A panel of quantitative variations of methylation-specific PCR strategies including (a) MethyLight, (b) methylation-sensitive melting curve analysis (MS-MCA), (c) sensitive melting analysis after real-time SMART-MSP, (d) HeavyMethyl, and (e) methylation-specific fluorescent amplicon generation (MS-FLAG). (a) MethyLight utilizes methylation-specific primers and probe contains a fluorophore (F) and a quencher (Q) for specific amplification of methylated genomic DNA. During the PCR reaction, the probe is cleaved by the exonuclease activity of DNA polymerase, causing the fluorophore to be released from the quencher and light to be emitted. The emitted light signal is proportional to the amount of methylated DNA present in the sample. (b) In MS-MCA, bisulfite-treated DNA is PCR amplified with methylation-independent primers and double-stranded intercalating dye such as SYBR green (represented by green circles). Following PCR, the reaction temperature is increased and DNA melting properties are examined. Methylated DNA is C and G rich and consequently more resistant to melting. Therefore, more fluorescent signal is recorded at higher melting temperatures. (c) In SMART-MSP, bisulfite-modified DNA undergoes methylation-specific amplification in the presence of double-stranded intercalating dye such as SYBR green (represented by green circles) and the amount of signal detected is proportional to the amount of methylated DNA. Following PCR, the reaction temperature is increased and DNA melting properties are examined. (d) HeavyMethyl utilizes blocker oligonucleotides that specifically bind to unmethylated DNA and prevent its amplification. Alternatively, methylated DNA is amplified using methylation-independent primers and a methylation-specific probe that contains a fluorophore (F) and a quencher (Q). During the PCR reaction, the probe is cleaved by the exonuclease activity of DNA polymerase, causing the fluorophore to be released from the quencher and light to be emitted. The emitted light signal is proportional to the amount of methylated DNA present in the sample. (e) In MS-FLAG, bisulfite-treated DNA is amplified with methylation-specific primers that contain a cleavage site for PspGI. Additionally, the primers contain a fluorophore (F) and a quencher (Q). The cleavage of the primers by PspGI enables the release of the quencher from the fluorophore and light to be emitted, which is proportional to amount of methylated DNA.

MethyLight utilizes methylation-specific primers and a TaqMan methylation-specific fluorescent reporter probe that anneals to the amplified region of interest [113]. Annealing between the probe and methylated DNA results in fluorescent signal detection that is proportional to the amount of amplicon.

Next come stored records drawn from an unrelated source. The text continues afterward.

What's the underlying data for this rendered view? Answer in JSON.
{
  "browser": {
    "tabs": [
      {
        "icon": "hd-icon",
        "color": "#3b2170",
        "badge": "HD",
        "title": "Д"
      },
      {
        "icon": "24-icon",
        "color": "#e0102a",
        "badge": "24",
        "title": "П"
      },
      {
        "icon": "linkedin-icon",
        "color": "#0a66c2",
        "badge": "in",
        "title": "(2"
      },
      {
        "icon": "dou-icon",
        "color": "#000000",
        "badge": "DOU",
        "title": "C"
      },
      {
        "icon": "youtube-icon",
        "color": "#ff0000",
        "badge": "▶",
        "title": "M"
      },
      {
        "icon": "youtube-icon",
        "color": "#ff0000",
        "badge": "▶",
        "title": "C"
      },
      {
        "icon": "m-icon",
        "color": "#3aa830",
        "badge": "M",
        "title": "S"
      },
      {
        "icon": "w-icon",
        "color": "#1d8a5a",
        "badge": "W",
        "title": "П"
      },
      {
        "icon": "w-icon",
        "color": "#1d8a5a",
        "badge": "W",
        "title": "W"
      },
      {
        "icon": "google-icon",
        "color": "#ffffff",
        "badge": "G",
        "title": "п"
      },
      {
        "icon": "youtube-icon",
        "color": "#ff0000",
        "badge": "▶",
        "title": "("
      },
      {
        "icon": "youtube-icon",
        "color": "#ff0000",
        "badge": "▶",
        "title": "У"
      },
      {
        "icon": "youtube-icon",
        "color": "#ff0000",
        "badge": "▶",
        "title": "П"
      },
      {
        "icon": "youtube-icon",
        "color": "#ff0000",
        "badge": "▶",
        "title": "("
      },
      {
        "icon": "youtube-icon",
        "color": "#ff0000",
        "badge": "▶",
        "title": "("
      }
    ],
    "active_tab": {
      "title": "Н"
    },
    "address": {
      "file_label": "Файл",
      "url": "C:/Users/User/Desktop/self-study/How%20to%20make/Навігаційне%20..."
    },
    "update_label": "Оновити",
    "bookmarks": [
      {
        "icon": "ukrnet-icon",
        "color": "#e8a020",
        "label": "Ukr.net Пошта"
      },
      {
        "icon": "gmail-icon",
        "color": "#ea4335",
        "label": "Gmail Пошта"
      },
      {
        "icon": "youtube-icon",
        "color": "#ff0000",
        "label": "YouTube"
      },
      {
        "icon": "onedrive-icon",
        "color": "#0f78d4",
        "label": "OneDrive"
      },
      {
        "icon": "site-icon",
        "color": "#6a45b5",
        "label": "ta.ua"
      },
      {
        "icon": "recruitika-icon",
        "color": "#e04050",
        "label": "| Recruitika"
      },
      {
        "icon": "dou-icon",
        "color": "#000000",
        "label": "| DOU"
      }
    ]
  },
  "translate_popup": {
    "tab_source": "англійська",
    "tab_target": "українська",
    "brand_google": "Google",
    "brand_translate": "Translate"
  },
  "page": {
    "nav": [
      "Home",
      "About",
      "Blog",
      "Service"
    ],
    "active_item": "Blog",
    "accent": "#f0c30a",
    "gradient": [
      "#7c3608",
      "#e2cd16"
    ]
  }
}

Methylation levels are then determined by normalizing the signal to an Alu-based control reaction. MethyLight is a high-throughput, specific, sensitive, and quantitative assay that requires very small amounts of DNA; thus, it is suitable to be used in clinical laboratories. The utility of MethyLight for DNA methylation-based biomarker has been demonstrated by numerous studies, including the methylation of GSTP1, APC, TGFβ2, HOXD3, MLH1, dickkopf homolog 1(DKK1), and secreted frizzled-related protein 1 (SFRP1), which has been shown to be detected in prostate and colon cancers [43, 119122]. More recently, MethyLight has been improved with the implementation of digital PCR [98]. However, this assay only allows quantitative methylation assessment of a few selected CpGs and is based on the assumption that all CpGs within the region probed share the same methylation status. Therefore, the selection of informative CpGs is crucial.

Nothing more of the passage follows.